Es la alegría del contable, que se concentra en sus sumas y restas y se felicita de que el montante haya crecido con respecto a otros ejercicios.
Los blancos salieron al partido a sumar, sin importar que hubiera restas. Es por eso que Mourinho apostó por dejar a Xabi Alonso solo en el centro del campo como único mosquetón del que pendían Kaká, Özil y Cristiano Ronaldo, sus compañeros postizos. Y por delante, Adebayor y Benzema. Primero el gol, después el juego.
Tampoco exigía más el partido ante un Almería que venía a darse el gustazo de abandonar Primera por la puerta del Bernabéu.
Y así, el partido siguió las mismas normas: por encima de todo lo demás estaba el gol. Cristiano marcó su gol 39 a los tres minutos y eso aplacó a la fiera que cambió por una sonrisa su gesto de eterno inconformismo. Cuando, al final del partido, marcó el 40, reventó de felicidad. Entre tanto, estuvo más generoso que de costumbre y, desde luego, más de lo esperado.
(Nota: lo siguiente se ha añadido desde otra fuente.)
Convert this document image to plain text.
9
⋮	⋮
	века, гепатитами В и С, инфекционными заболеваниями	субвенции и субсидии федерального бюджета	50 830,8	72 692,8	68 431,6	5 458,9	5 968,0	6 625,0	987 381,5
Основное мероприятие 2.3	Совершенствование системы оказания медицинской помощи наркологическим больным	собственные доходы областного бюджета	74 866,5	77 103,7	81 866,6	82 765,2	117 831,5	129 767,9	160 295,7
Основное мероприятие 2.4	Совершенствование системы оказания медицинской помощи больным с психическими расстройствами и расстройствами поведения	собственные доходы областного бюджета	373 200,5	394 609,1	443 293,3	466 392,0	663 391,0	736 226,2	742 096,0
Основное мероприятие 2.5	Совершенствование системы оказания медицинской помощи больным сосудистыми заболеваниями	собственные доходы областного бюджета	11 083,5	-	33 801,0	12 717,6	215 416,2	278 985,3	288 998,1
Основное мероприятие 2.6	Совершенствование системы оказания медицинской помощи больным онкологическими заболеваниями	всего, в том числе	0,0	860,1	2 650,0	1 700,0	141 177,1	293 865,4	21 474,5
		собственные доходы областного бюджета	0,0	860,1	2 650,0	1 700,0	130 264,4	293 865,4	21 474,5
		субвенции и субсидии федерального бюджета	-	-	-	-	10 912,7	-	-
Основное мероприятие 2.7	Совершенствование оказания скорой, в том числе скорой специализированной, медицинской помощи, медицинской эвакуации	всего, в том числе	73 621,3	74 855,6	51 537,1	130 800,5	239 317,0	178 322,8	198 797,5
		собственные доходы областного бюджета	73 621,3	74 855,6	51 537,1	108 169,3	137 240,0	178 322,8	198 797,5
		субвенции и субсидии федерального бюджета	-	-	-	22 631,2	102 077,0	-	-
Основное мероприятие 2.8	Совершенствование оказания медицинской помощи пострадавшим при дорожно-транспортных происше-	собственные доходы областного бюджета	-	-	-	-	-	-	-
Los blancos defendían de pena, pero atacaban en aluvión. Por eso llegaron los goles de Adebayor y de Uche, en uno y otro lado, antes de la tregua del descanso. Y por eso el segundo tiempo fue una tormenta.
Para este Madrid (quizás para todos los de la historia), es mejor que el Bernabéu diga uy que olé. Benzema marcó dos, Adebayor tres y hasta el debutante Joselu se apuntó a la fiesta.
En este final de Liga, desde que el Barça certificó el título con el 1-1 del Bernabéu, los blancos han demostrado que bordan el juego sin engranajes, es pulsar un botón y estallar un mazazo. Tres pases son suficientes, dos toques son demasiados.
El Madrid sólo pensaba dónde dejaría Cristiano el récord goleador y en hasta donde llegaría la suma de todos sus tantos, que se quedó en 102, siete por encima de los 95 del Barcelona y cinco por debajo del récord mítico del Madrid de Toshack.
Entre gol y gol, el Bernabéu tuvo tiempo de homanajear a Dudek, al que sus compañeros hicieron un pasillo en pleno partido.